Reveal these one at a time, and only when you are genuinely stuck. Each one tells you a little more than the last - none of them is the answer.

    Verify it

    Start the server and hit it. The method echoes exactly, and the path echoes without its query.

    bash
    PORT=3202 node examples/hello.js
    bash
    curl -s "http://127.0.0.1:3202/users?id=7"
    curl -s "http://127.0.0.1:3202/a/b/c" -X DELETE
    text
    GET /users
    DELETE /a/b/c

    Now count the raw bytes, which is the real proof of framing. od -c prints each byte.

    bash
    printf 'GET /users?id=7 HTTP/1.1\r\nhost: x\r\n\r\n' | nc -w1 127.0.0.1 3202 | od -c
    text
    0000000    H   T   T   P   /   1   .   1       2   0   0       O   K  \r
    0000020   \n   c   o   n   t   e   n   t   -   l   e   n   g   t   h   :
    0000040        1   0  \r  \n  \r  \n   G   E   T       /   u   s   e   r
    0000060    s
    0000061

    The body GET /users contains ten bytes and the response sends content-length: 10. The next command sends a field name which has a space before its colon.

    bash
    printf 'GET / HTTP/1.1\r\nHost : evil\r\n\r\n' | nc -w1 127.0.0.1 3202 | head -1
    text
    HTTP/1.1 400 Bad Request

    Finally, run the provided stage check against your build, and the regression through stage 2. A stage check is course tooling which starts the example server in a child process and probes it over a real TCP socket. The --through 2 argument selects every check whose numeric prefix is at most 2.

    bash
    npm run check -- 02-request-parser
    npm run check -- --through 2
    text
    check 02-request-parser ... PASS
    check 01-raw-socket-echo ... PASS
    check 02-request-parser ... PASS

    The stage-02 check confirms the exact echoed method, the query split, a valid body length, and the 400 response for whitespace before the colon. The isolated lesson 5 verification checks the case-insensitive lookup, because that internal accessor is not observable in this example's response. Stage 01 checks response framing without demanding one fixed body, so it stays valid even after the echo replaces Hello, World!.

    Common mistakes
    • curl echoes GET /users?id=7 with the query still attached. The ? split is missing. The path must be the target up to the first ?.
    • A route comparison against "GET" never matches. The method is carrying a trailing space from an inclusive slice. Tokens are [start, i).
    • Every malformed request returns a 200 with some weird body, or the process crashes on bad input. Means your catch isn't narrowing to HttpError, so it either swallows real bugs as 400s or lets a non-HttpError escape. Narrow the catch, rethrow the rest.
    • A request split across two packets gets a 400 from your server. That is the whole-request lie, and it's working as designed for exactly this chapter. The next chapter's Connection accumulates across reads and turns that null from "reject" into "wait".
    • content-length is off by one on a multibyte path. Means you used body.length (UTF-16 code units) instead of Buffer.byteLength(body) (octets).

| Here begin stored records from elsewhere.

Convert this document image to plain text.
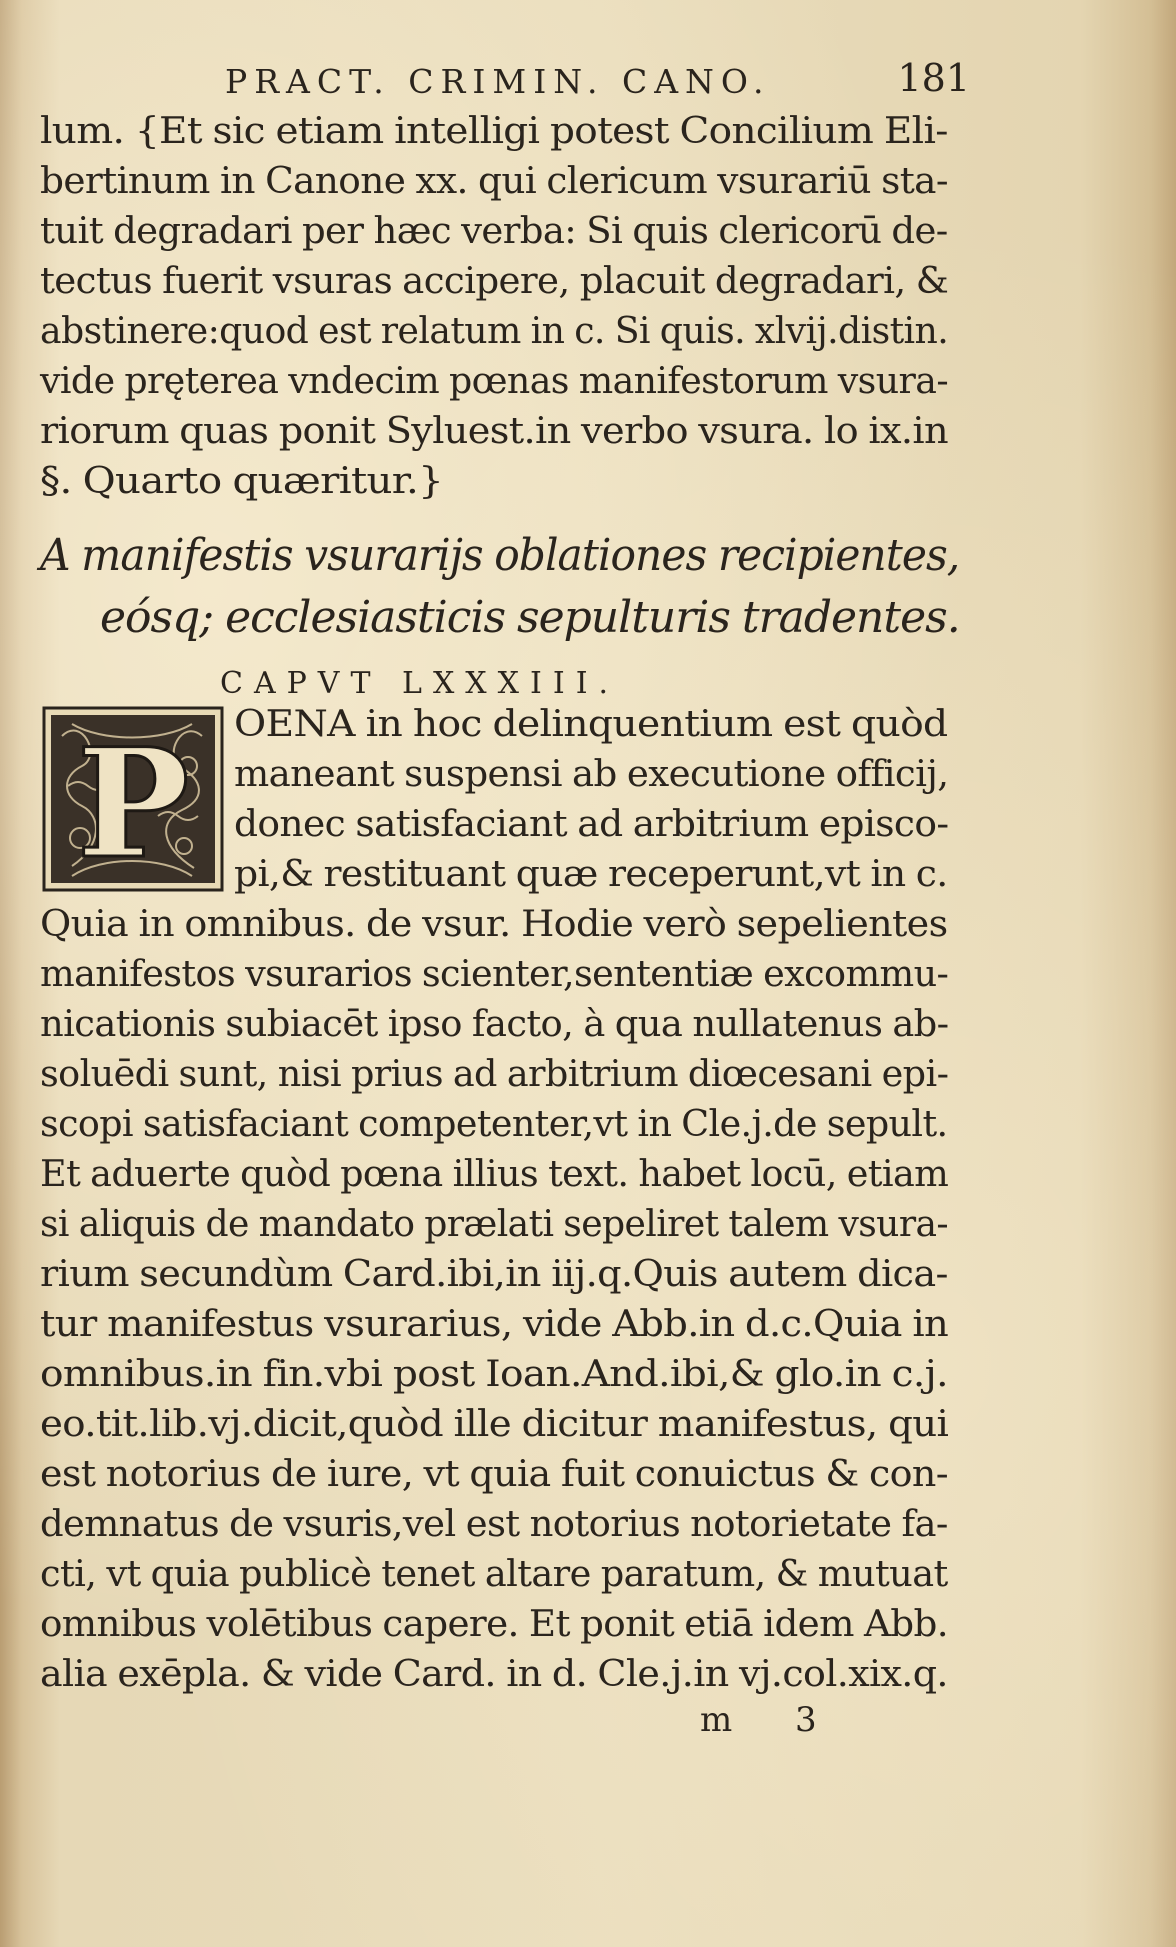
PRACT. CRIMIN. CANO.	181
lum. {Et sic etiam intelligi potest Concilium Eli-
bertinum in Canone xx. qui clericum vsurariū sta-
tuit degradari per hæc verba: Si quis clericorū de-
tectus fuerit vsuras accipere, placuit degradari, &
abstinere:quod est relatum in c. Si quis. xlvij.distin.
vide pręterea vndecim pœnas manifestorum vsura-
riorum quas ponit Syluest.in verbo vsura. lo ix.in
§. Quarto quæritur.}
A manifestis vsurarijs oblationes recipientes,
eósq; ecclesiasticis sepulturis tradentes.
CAPVT LXXXIII.
P OENA in hoc delinquentium est quòd
maneant suspensi ab executione officij,
donec satisfaciant ad arbitrium episco-
pi,& restituant quæ receperunt,vt in c.
Quia in omnibus. de vsur. Hodie verò sepelientes
manifestos vsurarios scienter,sententiæ excommu-
nicationis subiacēt ipso facto, à qua nullatenus ab-
soluēdi sunt, nisi prius ad arbitrium diœcesani epi-
scopi satisfaciant competenter,vt in Cle.j.de sepult.
Et aduerte quòd pœna illius text. habet locū, etiam
si aliquis de mandato prælati sepeliret talem vsura-
rium secundùm Card.ibi,in iij.q.Quis autem dica-
tur manifestus vsurarius, vide Abb.in d.c.Quia in
omnibus.in fin.vbi post Ioan.And.ibi,& glo.in c.j.
eo.tit.lib.vj.dicit,quòd ille dicitur manifestus, qui
est notorius de iure, vt quia fuit conuictus & con-
demnatus de vsuris,vel est notorius notorietate fa-
cti, vt quia publicè tenet altare paratum, & mutuat
omnibus volētibus capere. Et ponit etiā idem Abb.
alia exēpla. & vide Card. in d. Cle.j.in vj.col.xix.q.
m 3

    So now you own a byte-level HTTP/1.1 parser, a single HttpError type, a below-framework reject path, and a server which reads what the client actually asked for and refuses ambiguous framing outright. You've seen all five ways it breaks, and the stage-02 check is green. One assumption is still standing between you and real traffic - that a single data event carries one whole request. It doesn't hold. The next chapter replaces the fresh-parser-per-event seam with a per-connection object which accumulates bytes across reads and resumes next() from a saved cursor, so a WANT_MORE null means wait instead of reject.